Dian faced great resistance and difficulties in her efforts to ensure the survival of the Mountain Gorillas; poor living conditions, harsh climate; conflict with poachers and farmers and isolation from the outside world. But thanks largely to her fearless dedication, we are today privileged enough to trek the slopes of the Virunga volcanoes to view these magnificent animals in their natural habitat. Dian was also responsible for the introduction of The Mountain Gorilla Veterinary Project, now known as Gorilla Doctors. Dian was concerned that the species would not see the turn of the century and had therefor put in a request for a fulltime veterinarian, but she unfortunately never saw this dream materialize only 6 weeks after her death. Dian was brutally murdered in her house, where her body was discovered on Boxing Day in 1985. Until today, despite numerous speculations, the reason, and the person responsible for her death remains a mystery. She was buried next to her favorite Mountain Gorilla, the young Silverback, Digit.
Option 2: Golden Monkeys
This morning will be our final outing in this paradise and our focus will be on the smaller primates with whom the Mountain Gorillas share this beautiful forest. We will make an easy trek to find the adorable Golden Monkeys. These medium sized and very beautiful monkeys are generally found along the park periphery, enjoying the fresh bamboo shoots and therefore the treks are generally less strenuous than that of their much larger relatives.
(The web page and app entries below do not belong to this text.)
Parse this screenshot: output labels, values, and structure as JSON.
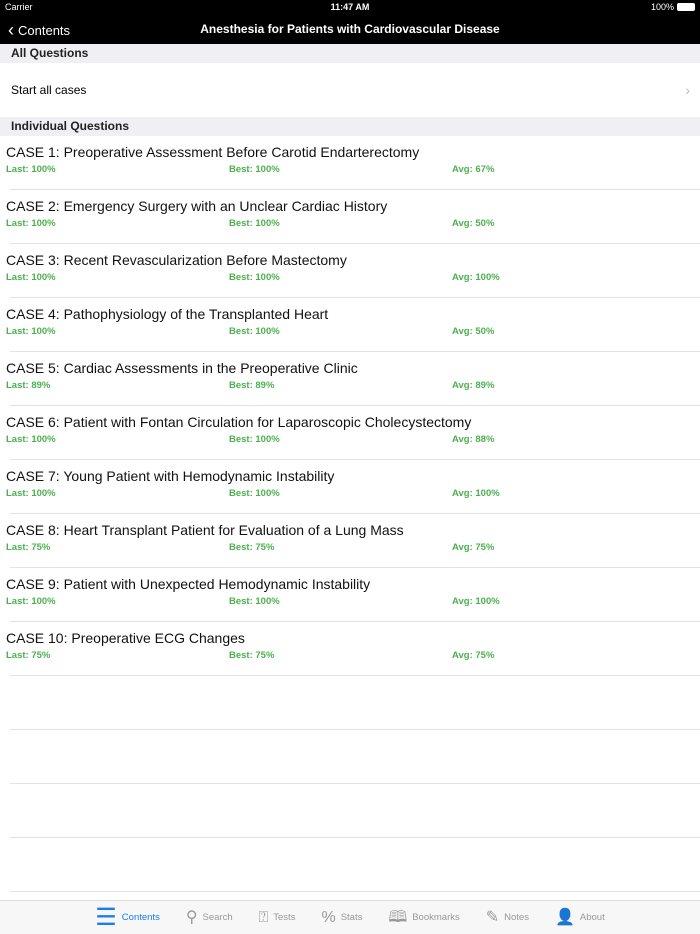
{
  "status": {
    "carrier": "Carrier",
    "time": "11:47 AM",
    "battery": "100%"
  },
  "nav": {
    "back": "Contents",
    "title": "Anesthesia for Patients with Cardiovascular Disease"
  },
  "sections": {
    "all": "All Questions",
    "individual": "Individual Questions"
  },
  "start_all": "Start all cases",
  "cases": [
    {
      "title": "CASE 1: Preoperative Assessment Before Carotid Endarterectomy",
      "last": "Last: 100%",
      "best": "Best: 100%",
      "avg": "Avg: 67%"
    },
    {
      "title": "CASE 2: Emergency Surgery with an Unclear Cardiac History",
      "last": "Last: 100%",
      "best": "Best: 100%",
      "avg": "Avg: 50%"
    },
    {
      "title": "CASE 3: Recent Revascularization Before Mastectomy",
      "last": "Last: 100%",
      "best": "Best: 100%",
      "avg": "Avg: 100%"
    },
    {
      "title": "CASE 4: Pathophysiology of the Transplanted Heart",
      "last": "Last: 100%",
      "best": "Best: 100%",
      "avg": "Avg: 50%"
    },
    {
      "title": "CASE 5: Cardiac Assessments in the Preoperative Clinic",
      "last": "Last: 89%",
      "best": "Best: 89%",
      "avg": "Avg: 89%"
    },
    {
      "title": "CASE 6: Patient with Fontan Circulation for Laparoscopic Cholecystectomy",
      "last": "Last: 100%",
      "best": "Best: 100%",
      "avg": "Avg: 88%"
    },
    {
      "title": "CASE 7: Young Patient with Hemodynamic Instability",
      "last": "Last: 100%",
      "best": "Best: 100%",
      "avg": "Avg: 100%"
    },
    {
      "title": "CASE 8: Heart Transplant Patient for Evaluation of a Lung Mass",
      "last": "Last: 75%",
      "best": "Best: 75%",
      "avg": "Avg: 75%"
    },
    {
      "title": "CASE 9: Patient with Unexpected Hemodynamic Instability",
      "last": "Last: 100%",
      "best": "Best: 100%",
      "avg": "Avg: 100%"
    },
    {
      "title": "CASE 10: Preoperative ECG Changes",
      "last": "Last: 75%",
      "best": "Best: 75%",
      "avg": "Avg: 75%"
    }
  ],
  "tabs": [
    {
      "label": "Contents",
      "icon": "☰",
      "name": "contents"
    },
    {
      "label": "Search",
      "icon": "⚲",
      "name": "search"
    },
    {
      "label": "Tests",
      "icon": "⍰",
      "name": "tests"
    },
    {
      "label": "Stats",
      "icon": "%",
      "name": "stats"
    },
    {
      "label": "Bookmarks",
      "icon": "🕮",
      "name": "bookmarks"
    },
    {
      "label": "Notes",
      "icon": "✎",
      "name": "notes"
    },
    {
      "label": "About",
      "icon": "👤",
      "name": "about"
    }
  ],
  "colors": {
    "accent": "#1a7cf5",
    "score": "#4cb04f"
  }
}
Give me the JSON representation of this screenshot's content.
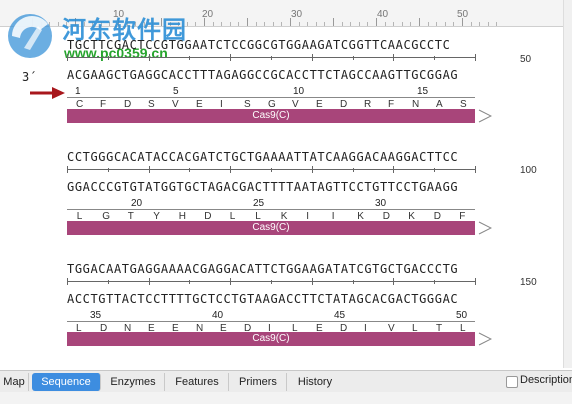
{
  "ruler": {
    "labels": [
      "10",
      "20",
      "30",
      "40",
      "50"
    ]
  },
  "watermark": {
    "title": "河东软件园",
    "url": "www.pc0359.cn",
    "logo_icon": "hedong-logo-icon",
    "brand_color": "#2c8fd6",
    "url_color": "#27a52e"
  },
  "rows": [
    {
      "top": "TGCTTCGACTCCGTGGAATCTCCGGCGTGGAAGATCGGTTCAACGCCTC",
      "bottom": "ACGAAGCTGAGGCACCTTTAGAGGCCGCACCTTCTAGCCAAGTTGCGGAG",
      "end": "50",
      "strand_label": "3´",
      "aa": [
        "C",
        "F",
        "D",
        "S",
        "V",
        "E",
        "I",
        "S",
        "G",
        "V",
        "E",
        "D",
        "R",
        "F",
        "N",
        "A",
        "S"
      ],
      "aa_nums": [
        "1",
        "5",
        "10",
        "15"
      ],
      "feature": "Cas9(C)"
    },
    {
      "top": "CCTGGGCACATACCACGATCTGCTGAAAATTATCAAGGACAAGGACTTCC",
      "bottom": "GGACCCGTGTATGGTGCTAGACGACTTTTAATAGTTCCTGTTCCTGAAGG",
      "end": "100",
      "aa": [
        "L",
        "G",
        "T",
        "Y",
        "H",
        "D",
        "L",
        "L",
        "K",
        "I",
        "I",
        "K",
        "D",
        "K",
        "D",
        "F"
      ],
      "aa_nums": [
        "20",
        "25",
        "30"
      ],
      "feature": "Cas9(C)"
    },
    {
      "top": "TGGACAATGAGGAAAACGAGGACATTCTGGAAGATATCGTGCTGACCCTG",
      "bottom": "ACCTGTTACTCCTTTTGCTCCTGTAAGACCTTCTATAGCACGACTGGGAC",
      "end": "150",
      "aa": [
        "L",
        "D",
        "N",
        "E",
        "E",
        "N",
        "E",
        "D",
        "I",
        "L",
        "E",
        "D",
        "I",
        "V",
        "L",
        "T",
        "L"
      ],
      "aa_nums": [
        "35",
        "40",
        "45",
        "50"
      ],
      "feature": "Cas9(C)"
    }
  ],
  "tabs": [
    {
      "label": "Map",
      "active": false
    },
    {
      "label": "Sequence",
      "active": true
    },
    {
      "label": "Enzymes",
      "active": false
    },
    {
      "label": "Features",
      "active": false
    },
    {
      "label": "Primers",
      "active": false
    },
    {
      "label": "History",
      "active": false
    }
  ],
  "descriptions_label": "Descriptions",
  "colors": {
    "feature": "#a8457a",
    "active_tab": "#3d8de0",
    "arrow": "#a8171c"
  }
}
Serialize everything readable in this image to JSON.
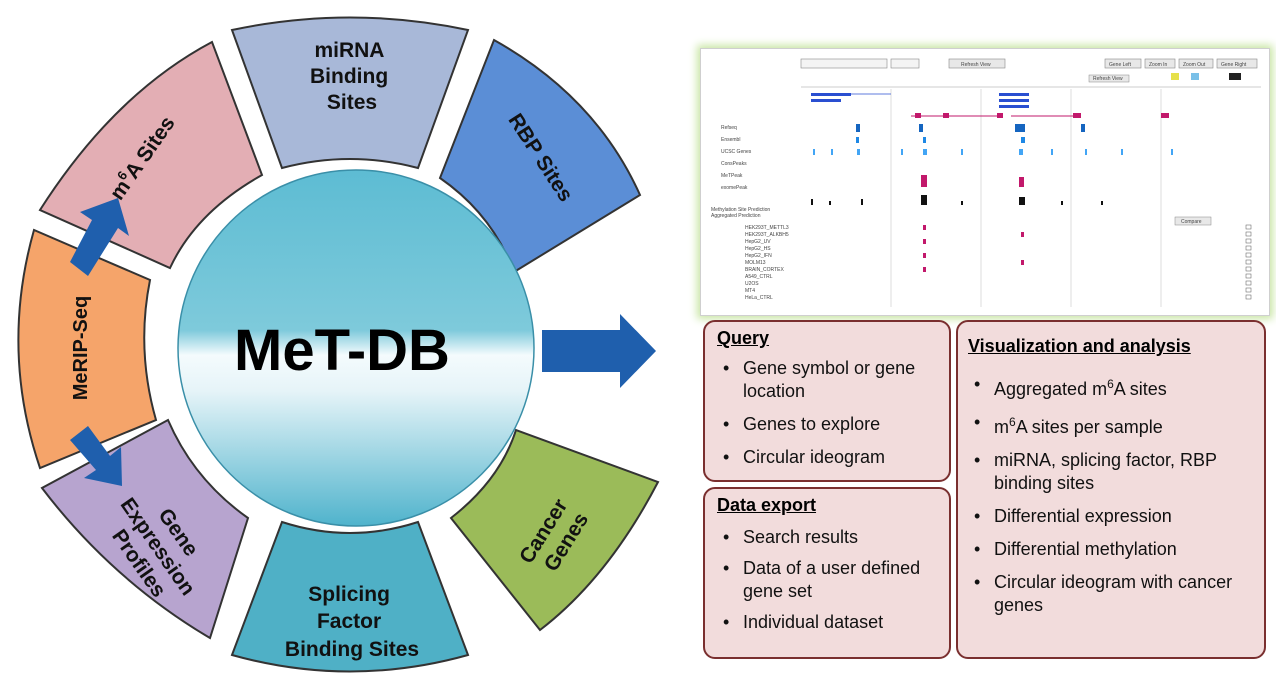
{
  "wheel": {
    "center_label": "MeT-DB",
    "segments": {
      "mirna": [
        "miRNA",
        "Binding",
        "Sites"
      ],
      "rbp": [
        "RBP Sites"
      ],
      "cancer": [
        "Cancer",
        "Genes"
      ],
      "splicing": [
        "Splicing",
        "Factor",
        "Binding Sites"
      ],
      "gene_expression": [
        "Gene",
        "Expression",
        "Profiles"
      ],
      "merip": [
        "MeRIP-Seq"
      ],
      "m6a": {
        "base": "m",
        "sup": "6",
        "rest": "A Sites"
      }
    }
  },
  "screenshot": {
    "tracks": [
      "Refseq",
      "Ensembl",
      "UCSC Genes",
      "ConsPeaks",
      "MeTPeak",
      "exomePeak",
      "Methylation Site Prediction",
      "Aggregated Prediction"
    ],
    "sample_rows": [
      "HEK293T_METTL3",
      "HEK293T_ALKBH5",
      "HepG2_UV",
      "HepG2_HS",
      "HepG2_IFN",
      "MOLM13",
      "BRAIN_CORTEX",
      "A549_CTRL",
      "U2OS",
      "MT4",
      "HeLa_CTRL"
    ],
    "buttons": [
      "Refresh View",
      "Gene Left",
      "Zoom In",
      "Zoom Out",
      "Gene Right",
      "Compare"
    ]
  },
  "panels": {
    "query": {
      "title": "Query",
      "items": [
        "Gene symbol or gene location",
        "Genes to explore",
        "Circular ideogram"
      ]
    },
    "export": {
      "title": "Data export",
      "items": [
        "Search results",
        "Data of a user defined gene set",
        "Individual dataset"
      ]
    },
    "viz": {
      "title": "Visualization and analysis",
      "items": [
        {
          "base": "Aggregated m",
          "sup": "6",
          "rest": "A sites"
        },
        {
          "base": "m",
          "sup": "6",
          "rest": "A sites per sample"
        },
        "miRNA, splicing factor, RBP binding sites",
        "Differential expression",
        "Differential methylation",
        "Circular ideogram with cancer genes"
      ]
    }
  },
  "colors": {
    "mirna": "#a8b8d8",
    "rbp": "#5b8ed6",
    "cancer": "#9bbb59",
    "splicing": "#4fb0c6",
    "gene_expression": "#b7a4cf",
    "merip": "#f5a46a",
    "m6a": "#e3aeb4",
    "center": "#6bc3d6",
    "arrow": "#1f5fad",
    "panel_bg": "#f2dcdc",
    "panel_border": "#7a2f2f"
  }
}
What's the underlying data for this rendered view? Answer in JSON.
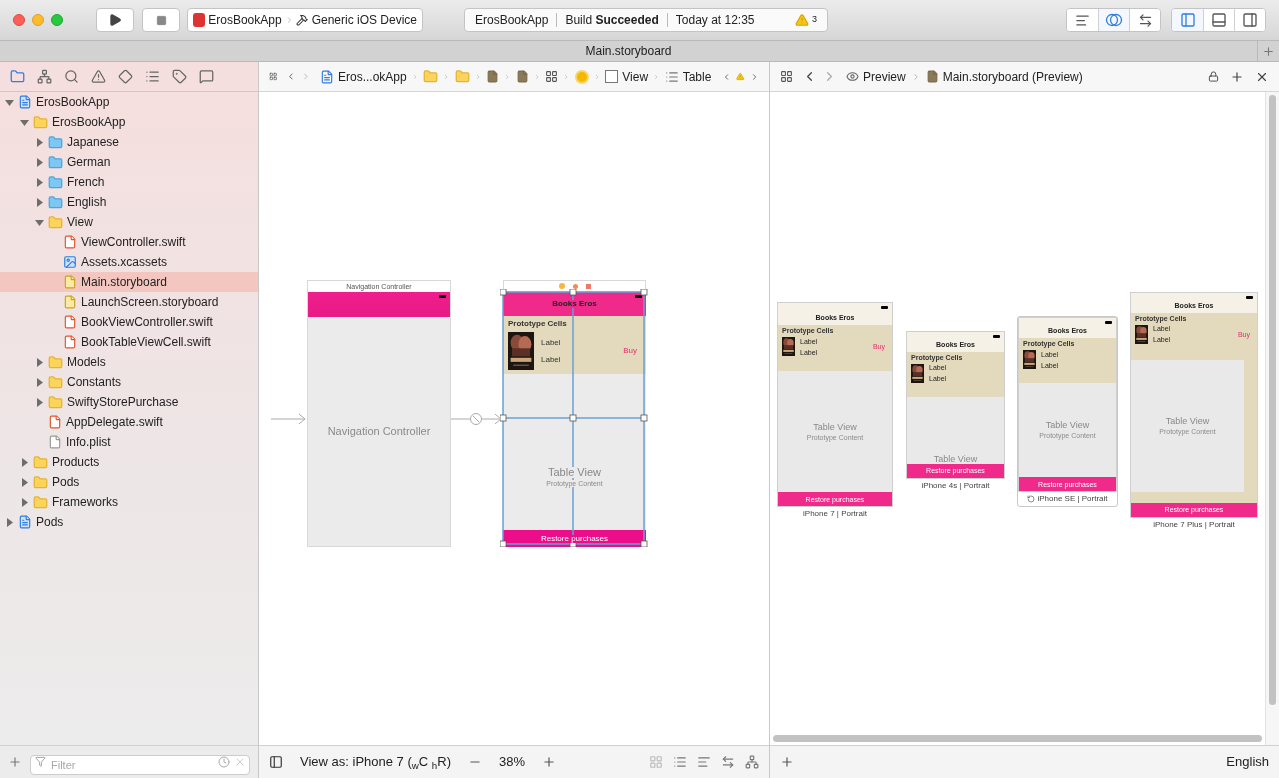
{
  "toolbar": {
    "scheme": "ErosBookApp",
    "destination": "Generic iOS Device",
    "activity": {
      "project": "ErosBookApp",
      "status": "Build **Succeeded**",
      "time": "Today at 12:35",
      "warning_count": "3"
    },
    "editor_modes": [
      {
        "kind": "standard",
        "selected": false
      },
      {
        "kind": "assistant",
        "selected": true
      },
      {
        "kind": "version",
        "selected": false
      }
    ],
    "panels": [
      {
        "kind": "navigator",
        "selected": true
      },
      {
        "kind": "debug",
        "selected": false
      },
      {
        "kind": "utilities",
        "selected": false
      }
    ]
  },
  "tab_bar": {
    "title": "Main.storyboard"
  },
  "navigator": {
    "tabs": [
      {
        "kind": "project",
        "selected": true
      },
      {
        "kind": "symbol",
        "selected": false
      },
      {
        "kind": "find",
        "selected": false
      },
      {
        "kind": "issue",
        "selected": false
      },
      {
        "kind": "test",
        "selected": false
      },
      {
        "kind": "debug",
        "selected": false
      },
      {
        "kind": "breakpoint",
        "selected": false
      },
      {
        "kind": "report",
        "selected": false
      }
    ],
    "tree": [
      {
        "name": "ErosBookApp",
        "kind": "project",
        "expanded": true,
        "selected": false,
        "children": [
          {
            "name": "ErosBookApp",
            "kind": "folder",
            "expanded": true,
            "selected": false,
            "children": [
              {
                "name": "Japanese",
                "kind": "lproj",
                "expanded": false,
                "selected": false
              },
              {
                "name": "German",
                "kind": "lproj",
                "expanded": false,
                "selected": false
              },
              {
                "name": "French",
                "kind": "lproj",
                "expanded": false,
                "selected": false
              },
              {
                "name": "English",
                "kind": "lproj",
                "expanded": false,
                "selected": false
              },
              {
                "name": "View",
                "kind": "folder",
                "expanded": true,
                "selected": false,
                "children": [
                  {
                    "name": "ViewController.swift",
                    "kind": "swift",
                    "selected": false
                  },
                  {
                    "name": "Assets.xcassets",
                    "kind": "assets",
                    "selected": false
                  },
                  {
                    "name": "Main.storyboard",
                    "kind": "storyboard",
                    "selected": true
                  },
                  {
                    "name": "LaunchScreen.storyboard",
                    "kind": "storyboard",
                    "selected": false
                  },
                  {
                    "name": "BookViewController.swift",
                    "kind": "swift",
                    "selected": false
                  },
                  {
                    "name": "BookTableViewCell.swift",
                    "kind": "swift",
                    "selected": false
                  }
                ]
              },
              {
                "name": "Models",
                "kind": "folder",
                "expanded": false,
                "selected": false
              },
              {
                "name": "Constants",
                "kind": "folder",
                "expanded": false,
                "selected": false
              },
              {
                "name": "SwiftyStorePurchase",
                "kind": "folder",
                "expanded": false,
                "selected": false
              },
              {
                "name": "AppDelegate.swift",
                "kind": "swift",
                "selected": false
              },
              {
                "name": "Info.plist",
                "kind": "plist",
                "selected": false
              }
            ]
          },
          {
            "name": "Products",
            "kind": "folder",
            "expanded": false,
            "selected": false
          },
          {
            "name": "Pods",
            "kind": "folder",
            "expanded": false,
            "selected": false
          },
          {
            "name": "Frameworks",
            "kind": "folder",
            "expanded": false,
            "selected": false
          }
        ]
      },
      {
        "name": "Pods",
        "kind": "project",
        "expanded": false,
        "selected": false
      }
    ],
    "filter": {
      "placeholder": "Filter"
    }
  },
  "editor": {
    "jump_bar": [
      {
        "kind": "project",
        "label": "Eros...okApp"
      },
      {
        "kind": "folder"
      },
      {
        "kind": "folder"
      },
      {
        "kind": "file"
      },
      {
        "kind": "file"
      },
      {
        "kind": "scene"
      },
      {
        "kind": "controller"
      },
      {
        "kind": "view",
        "label": "View"
      },
      {
        "kind": "table",
        "label": "Table"
      }
    ],
    "canvas": {
      "nav_controller": {
        "header": "Navigation Controller",
        "label": "Navigation Controller"
      },
      "table_scene": {
        "title": "Books Eros",
        "section": "Prototype Cells",
        "labels": [
          "Label",
          "Label"
        ],
        "buy": "Buy",
        "table_view": "Table View",
        "prototype_content": "Prototype Content",
        "button": "Restore purchases"
      }
    },
    "bottom_bar": {
      "view_as": "View as: iPhone 7 ($_{w}$C $_{h}$R)",
      "zoom": "38%"
    }
  },
  "preview": {
    "jump_bar": [
      {
        "kind": "preview",
        "label": "Preview"
      },
      {
        "kind": "storyboard",
        "label": "Main.storyboard (Preview)"
      }
    ],
    "devices": [
      {
        "caption": "iPhone 7 | Portrait",
        "selected": false,
        "title": "Books Eros",
        "section": "Prototype Cells",
        "labels": [
          "Label",
          "Label"
        ],
        "buy": "Buy",
        "table_view": "Table View",
        "prototype_content": "Prototype Content",
        "button": "Restore purchases"
      },
      {
        "caption": "iPhone 4s | Portrait",
        "selected": false,
        "title": "Books Eros",
        "section": "Prototype Cells",
        "labels": [
          "Label",
          "Label"
        ],
        "table_view": "Table View",
        "button": "Restore purchases"
      },
      {
        "caption": "iPhone SE | Portrait",
        "selected": true,
        "title": "Books Eros",
        "section": "Prototype Cells",
        "labels": [
          "Label",
          "Label"
        ],
        "table_view": "Table View",
        "prototype_content": "Prototype Content",
        "button": "Restore purchases"
      },
      {
        "caption": "iPhone 7 Plus | Portrait",
        "selected": false,
        "title": "Books Eros",
        "section": "Prototype Cells",
        "labels": [
          "Label",
          "Label"
        ],
        "buy": "Buy",
        "table_view": "Table View",
        "prototype_content": "Prototype Content",
        "button": "Restore purchases"
      }
    ],
    "language": "English"
  }
}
As with the Mountain Gorillas, Golden Monkeys are also highly range restricted, only being found in the Virunga Volcanoes and a small forest island called Gishwati. Their diet consists mostly of bamboo shoots and fruit, though they are also believed to feed on insects. These monkeys are very well habituated and will approach within a few feet of their human observers.
This afternoon is set aside for sightseeing. A one-hour drive through the countryside will take us to Twin Lakes where we can enjoy the breathtaking views over the lakes and the neatly cultivated farmlands below.
After our activity of choice, we will return to the lodge for lunch before we transfer back to Kigali for the night.
Day 5: Kigali and depart
This morning we will transfer to the nearby Kigali International Airport where this incredible tour comes to an end. From the team at Rockjumper Wildlife Tours, we thank you for your participation in this truly unforgettable tour and for choosing us as your preferred operator.
Please note, should your flight depart later, Rockjumper can assist you in booking a day-room.